L’autre destinataire des fonds saoudiens qui auraient transité par la Sofresa serait la société saoudienne ISSHAM, basée à Jeddah, qui aurait reçu plus de 1,3 milliard de francs « pour des destinataires à ce jour non clairement identifiés », poursuit Takieddine, qui ajoute : « Il me semble que ces transferts n’ont fait l’objet d’aucun contrat, en tout cas approuvé par le contractant, et que les montants concernés ont été directement payés par la Sofresa : l’abus de biens sociaux n’est-il pas là et les receleurs ne sont-ils pas dans les société destinataires ? »

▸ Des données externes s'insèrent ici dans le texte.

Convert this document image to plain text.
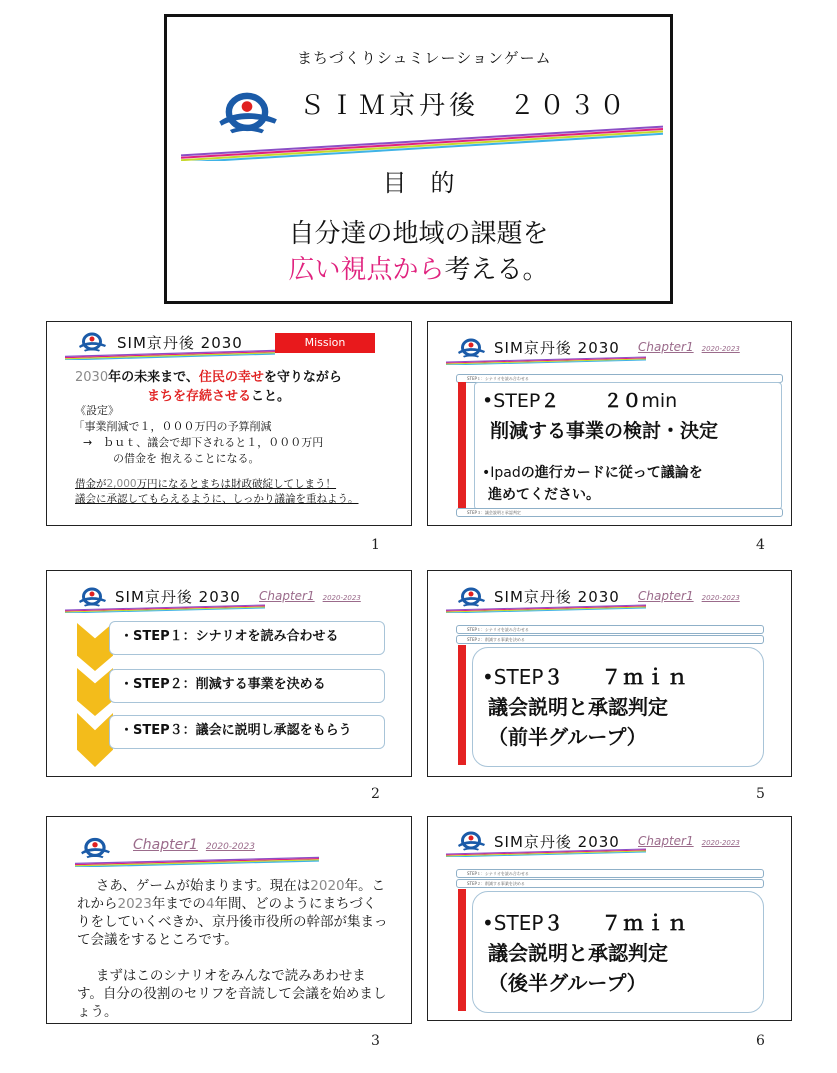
まちづくりシュミレーションゲーム
ＳＩＭ京丹後　２０３０
目　的
自分達の地域の課題を
広い視点から考える。
SIM京丹後 2030	Mission
2030年の未来まで、住民の幸せを守りながら
まちを存続させること。
《設定》
｢事業削減で１，０００万円の予算削減
→　ｂｕｔ、議会で却下されると１，０００万円
の借金を 抱えることになる。
借金が2,000万円になるとまちは財政破綻してしまう！
議会に承認してもらえるように、しっかり議論を重ねよう。
1
SIM京丹後 2030 Chapter1 2020-2023
STEP１：シナリオを読み合わせる
•STEP２ ２０min
削減する事業の検討・決定
•Ipadの進行カードに従って議論を
進めてください。
STEP３：議会説明と承認判定
4
SIM京丹後 2030 Chapter1 2020-2023
・STEP１：シナリオを読み合わせる
・STEP２：削減する事業を決める
・STEP３：議会に説明し承認をもらう
2
SIM京丹後 2030 Chapter1 2020-2023
STEP１：シナリオを読み合わせる
STEP２：削減する事業を決める
•STEP３ ７ｍｉｎ
議会説明と承認判定
（前半グループ）
5
Chapter1 2020-2023
さあ、ゲームが始まります。現在は2020年。これから2023年までの4年間、どのようにまちづくりをしていくべきか、京丹後市役所の幹部が集まって会議をするところです。
まずはこのシナリオをみんなで読みあわせます。自分の役割のセリフを音読して会議を始めましょう。
3
SIM京丹後 2030 Chapter1 2020-2023
STEP１：シナリオを読み合わせる
STEP２：削減する事業を決める
•STEP３ ７ｍｉｎ
議会説明と承認判定
（後半グループ）
6
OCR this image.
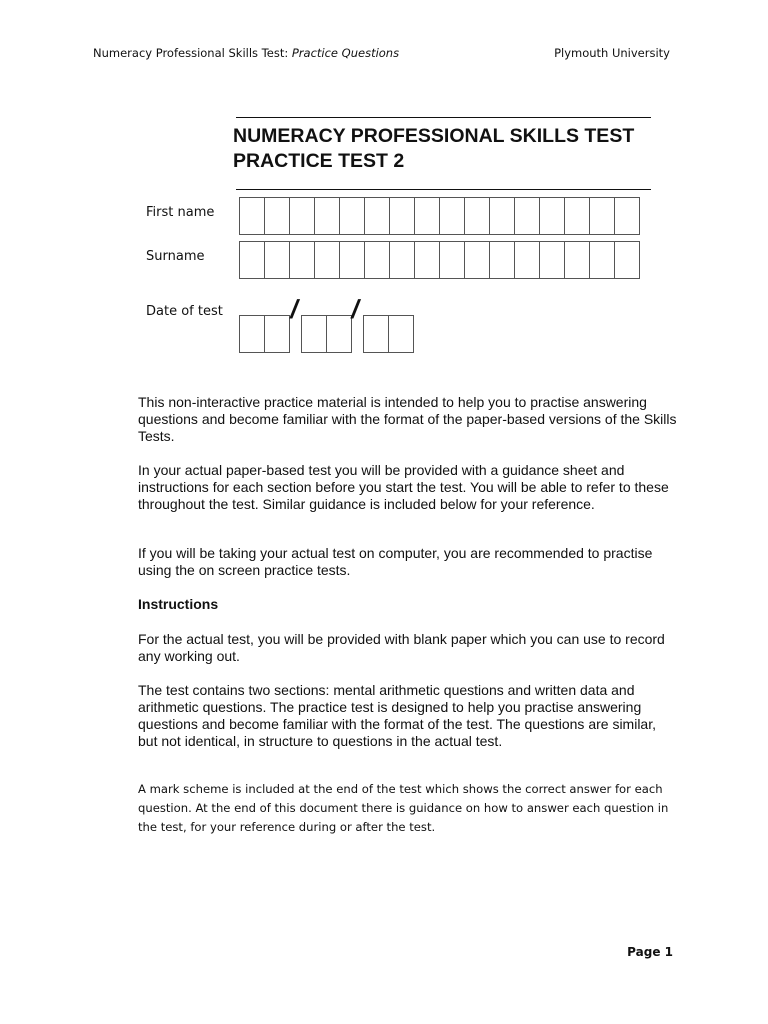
Numeracy Professional Skills Test: Practice Questions	Plymouth University
NUMERACY PROFESSIONAL SKILLS TEST
PRACTICE TEST 2
First name
Surname
Date of test / /
This non-interactive practice material is intended to help you to practise answering questions and become familiar with the format of the paper-based versions of the Skills Tests.
In your actual paper-based test you will be provided with a guidance sheet and instructions for each section before you start the test. You will be able to refer to these throughout the test. Similar guidance is included below for your reference.
If you will be taking your actual test on computer, you are recommended to practise using the on screen practice tests.
Instructions
For the actual test, you will be provided with blank paper which you can use to record any working out.
The test contains two sections: mental arithmetic questions and written data and arithmetic questions. The practice test is designed to help you practise answering questions and become familiar with the format of the test. The questions are similar, but not identical, in structure to questions in the actual test.
A mark scheme is included at the end of the test which shows the correct answer for each question. At the end of this document there is guidance on how to answer each question in the test, for your reference during or after the test.
Page 1
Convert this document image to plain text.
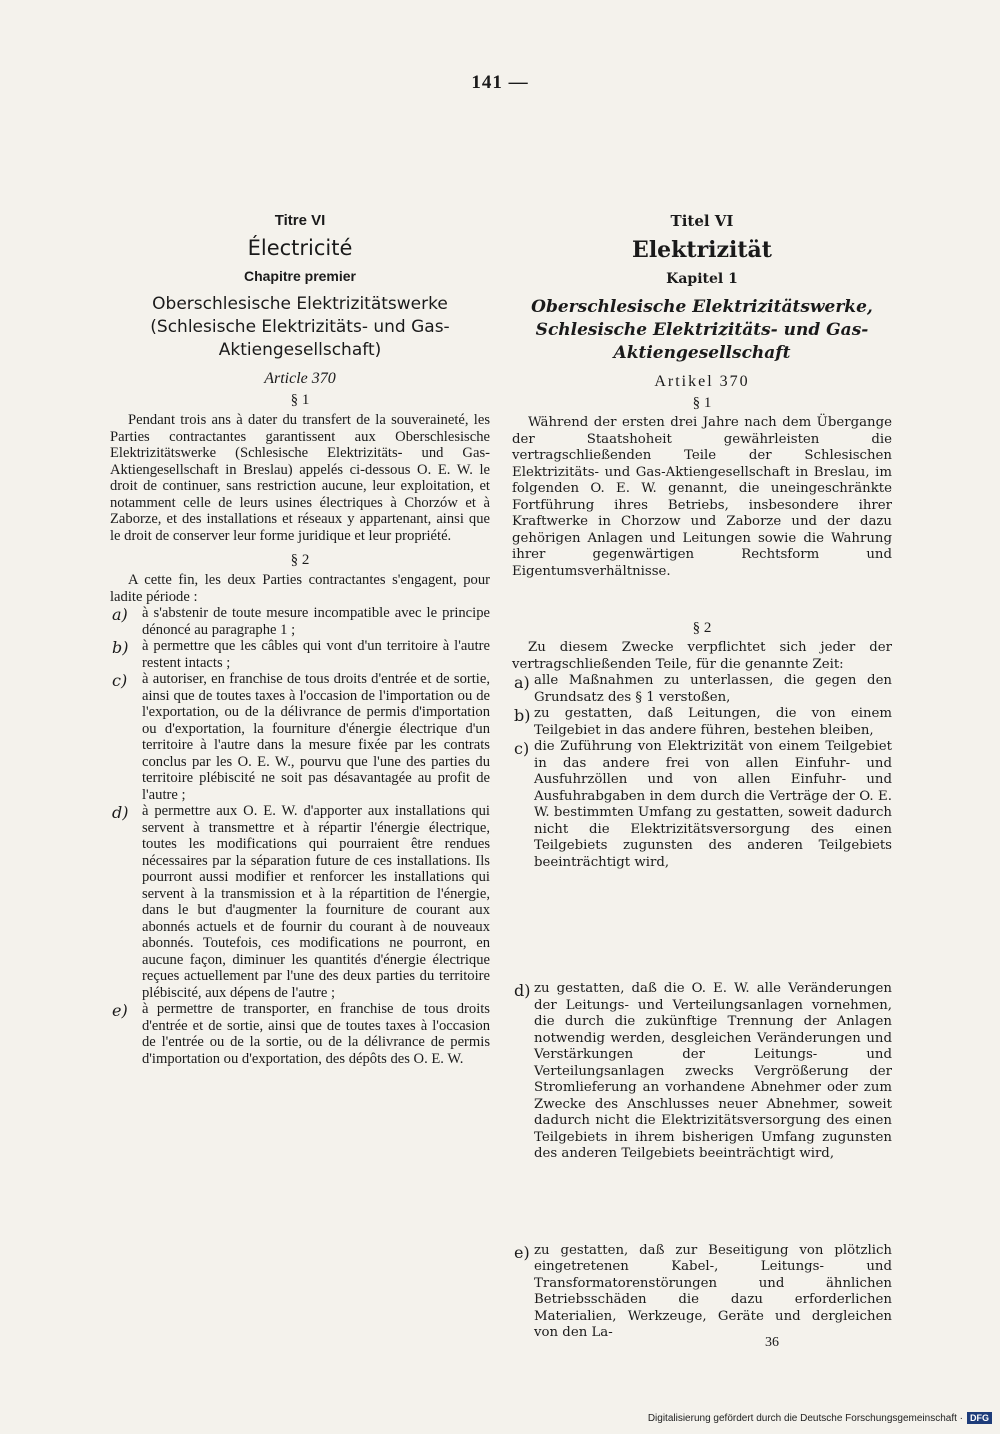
141 —
Titre VI
Électricité
Chapitre premier
Oberschlesische Elektrizitätswerke (Schlesische Elektrizitäts- und Gas-Aktiengesellschaft)
Article 370
§ 1

Pendant trois ans à dater du transfert de la souveraineté, les Parties contractantes garantissent aux Oberschlesische Elektrizitätswerke (Schlesische Elektrizitäts- und Gas-Aktiengesellschaft in Breslau) appelés ci-dessous O. E. W. le droit de continuer, sans restriction aucune, leur exploitation, et notamment celle de leurs usines électriques à Chorzów et à Zaborze, et des installations et réseaux y appartenant, ainsi que le droit de conserver leur forme juridique et leur propriété.

§ 2

A cette fin, les deux Parties contractantes s'engagent, pour ladite période :

a) à s'abstenir de toute mesure incompatible avec le principe dénoncé au paragraphe 1 ;
b) à permettre que les câbles qui vont d'un territoire à l'autre restent intacts ;
c) à autoriser, en franchise de tous droits d'entrée et de sortie, ainsi que de toutes taxes à l'occasion de l'importation ou de l'exportation, ou de la délivrance de permis d'importation ou d'exportation, la fourniture d'énergie électrique d'un territoire à l'autre dans la mesure fixée par les contrats conclus par les O. E. W., pourvu que l'une des parties du territoire plébiscité ne soit pas désavantagée au profit de l'autre ;
d) à permettre aux O. E. W. d'apporter aux installations qui servent à transmettre et à répartir l'énergie électrique, toutes les modifications qui pourraient être rendues nécessaires par la séparation future de ces installations. Ils pourront aussi modifier et renforcer les installations qui servent à la transmission et à la répartition de l'énergie, dans le but d'augmenter la fourniture de courant aux abonnés actuels et de fournir du courant à de nouveaux abonnés. Toutefois, ces modifications ne pourront, en aucune façon, diminuer les quantités d'énergie électrique reçues actuellement par l'une des deux parties du territoire plébiscité, aux dépens de l'autre ;
e) à permettre de transporter, en franchise de tous droits d'entrée et de sortie, ainsi que de toutes taxes à l'occasion de l'entrée ou de la sortie, ou de la délivrance de permis d'importation ou d'exportation, des dépôts des O. E. W.
Titel VI
Elektrizität
Kapitel 1
Oberschlesische Elektrizitätswerke, Schlesische Elektrizitäts- und Gas-Aktiengesellschaft
Artikel 370
§ 1

Während der ersten drei Jahre nach dem Übergange der Staatshoheit gewährleisten die vertragschließenden Teile der Schlesischen Elektrizitäts- und Gas-Aktiengesellschaft in Breslau, im folgenden O. E. W. genannt, die uneingeschränkte Fortführung ihres Betriebs, insbesondere ihrer Kraftwerke in Chorzow und Zaborze und der dazu gehörigen Anlagen und Leitungen sowie die Wahrung ihrer gegenwärtigen Rechtsform und Eigentumsverhältnisse.

§ 2

Zu diesem Zwecke verpflichtet sich jeder der vertragschließenden Teile, für die genannte Zeit:

a) alle Maßnahmen zu unterlassen, die gegen den Grundsatz des § 1 verstoßen,
b) zu gestatten, daß Leitungen, die von einem Teilgebiet in das andere führen, bestehen bleiben,
c) die Zuführung von Elektrizität von einem Teilgebiet in das andere frei von allen Einfuhr- und Ausfuhrzöllen und von allen Einfuhr- und Ausfuhrabgaben in dem durch die Verträge der O. E. W. bestimmten Umfang zu gestatten, soweit dadurch nicht die Elektrizitätsversorgung des einen Teilgebiets zugunsten des anderen Teilgebiets beeinträchtigt wird,
d) zu gestatten, daß die O. E. W. alle Veränderungen der Leitungs- und Verteilungsanlagen vornehmen, die durch die zukünftige Trennung der Anlagen notwendig werden, desgleichen Veränderungen und Verstärkungen der Leitungs- und Verteilungsanlagen zwecks Vergrößerung der Stromlieferung an vorhandene Abnehmer oder zum Zwecke des Anschlusses neuer Abnehmer, soweit dadurch nicht die Elektrizitätsversorgung des einen Teilgebiets in ihrem bisherigen Umfang zugunsten des anderen Teilgebiets beeinträchtigt wird,
e) zu gestatten, daß zur Beseitigung von plötzlich eingetretenen Kabel-, Leitungs- und Transformatorenstörungen und ähnlichen Betriebsschäden die dazu erforderlichen Materialien, Werkzeuge, Geräte und dergleichen von den La-
36
Digitalisierung gefördert durch die Deutsche Forschungsgemeinschaft · DFG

L’audition de l’homme d’affaires libanais qui accuse, en clair, le clan chiraquien d’avoir fait main basse sur l’argent des commissions des contrats signés sous l’ère Balladur pourrait provoquer un cataclysme au sein de la droite française qui n’en finit pas de voir se rouvrir les cicatrices de la guerre des clans qui dure depuis vint ans. Le juge Van Ruymbeke pourrait bien s’intéresser aux sources qui ont alimenté Ziad Takieddine en informations aussi précises. Quel intérêt celui que le magistrat considère comme un des hommes clés de son dossier a-t-il à « balancer » des rivaux en affaires ?

Agit-il pour un commanditaire politique, en l’occurrence l’Elysée, pour que le dossier Karachi se perde dans un labyrinthe de vraies et de fausses pistes ? Le juge Van Ruymbeke sait qu’on va lui jeter des « leurres » et que les opérations de diversion, quelques mois avant l’élection présidentielle, ne font que commencer.